Agent trade settings

The Agent trade settings, as well as the Common settings, are available when creating a new agent. In addition, the Trade settings window can be opened by clicking on the gear icon in the Agent column.

Placing orders



Convert by market to limit orders

A market order is created not at the current price, but at the bar opening price (as in calculations) +/- slippage if the "Interval + trade" parameter is selected. If the "Interval" recalculation mode is selected, then the closing price of the last bar is used.

Incorrect stop order is being converted to by market order

Conditional position close orders with a price below the market are placed as market orders. If a message appears:

"A conditional order may not be triggered by the signal '{0}', since the current price in the market is {1} (While the price in the condition is equal to {2})! Thus, the order is placed as a market order, not as a conditional one.

Open by limit orders

To open a position, the program creates limit orders without slippage.

Slippage in price steps

The volume of slippage in steps of the instrument price that will be submitted to the order created by the agent. An order of the "By market" type does not take into account the slippage settings and is executed at the first offered price. Attention! The slippage settings are cumulative.

Slippage in %

The volume of slippage as a percentage that will be submitted to the order created by the agent.

Take-profit without slippage

Take-profit order is created not conditional, but limit (but without slippage).

Order expiration, Days

Allows transferring the expiration time in days to the broker in a conditional order. By default, the program places conditional orders for two days. Recommended for use when working with large timeframes. (Does not apply to cryptocurrency markets)

Additional Information

Slippage - works only for conditional orders. For other order types, slippage is not required. In trade settings, slippage is set for the entire script, both slippages are summed up. If you set slippage both in percentage and in price steps, both slippages are summed up. This slippage has a lower priority than slippage, which is set directly in the block of entry and/or exit from the position (set in absolute values). If 5 points are set in a certain entry block, and 1% is set in the total slippage, then 5 points will be set for orders of this entry block, and 1% will be set for the rest of the script.

Take-profit without slippage - by default, the "Take-profit" block places a conditional order. This flag changes the order type to "Limit". It should be remembered that for those data providers that have "Use related orders" the flag turns them off. And between stop and profit, at each recalculation, the program will select only one order, the price of which is currently closer to the current price.

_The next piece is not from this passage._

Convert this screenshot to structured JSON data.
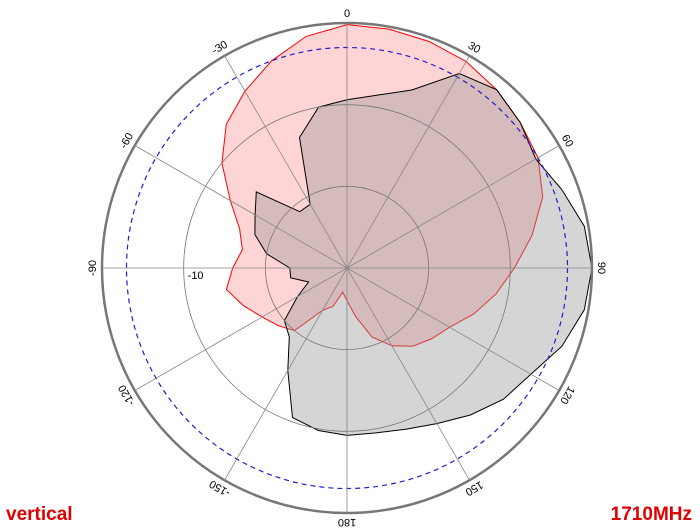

Open by limit orders - Flag used specifically for "If greater than / if less than" entry blocks. By default, these blocks are used for placing conditional orders. If the flag is on, the order type is changed to "Limit". We advise you to use "Open by limit orders" for real trading.

Convert by market to limit orders - The flag is specially created for the "By market" blocks, it changes the order type from "By market" to "Limit", rather "Conditionally Limit". The order will be placed at the closing price of the previous bar, taking into account slippage. The flag affects all agent signals, including Automated open, Automated close, and signals in the command manager.

Attention. If recalculation is set to "Interval + trade", then the order will be placed at the Open price of the current bar. Do not use “Convert by market to limit orders” with Smartcom Data provider. This provider does not have such an option, orders will be placed at incorrect prices.

Incorrect stop order is being converted to by market order. Works for position close conditional orders. Places market orders instead of limit orders. It also works for "Take-profit without slippage", since first it is checked that the price is bad, only after that the "Take-profit without slippage" flag works.

Explanation on the example of a stop loss order:

Stop loss is a conditional order. When the price touches the price specified in the condition, it is converted into a limit order at the price specified in the condition "+ - slippage". Since the stop loss changes stepwise, with the next recalculation, the price in the condition may turn out to be much lower than the market immediately upon the opening of the bar. This is the “Incorrect stop order”. That is, you have a long position, and now the price is 100, and you submit an order to close if it is less than 120. Or you have a short position, the price is 100, and you want to close the position if the price is more than 80. Such an order will not be executed until the price will not return to the price specified in the condition"+ - slippage". If the option "Incorrect stop order is being converted to by market order" is enabled, then a market order will be placed instead of a limit order. For the stop-loss short position, a buy market order will be placed, and for a stop-loss long position, a sell market order will be placed. Consequently, trades will be executed at the best buy and sell prices that will be in the order queue at the time of recalculation. As a rule, this mechanism works automatically for most brokers, but some brokers (for example, Finam) do not support it, in this case it is recommended to set the flag.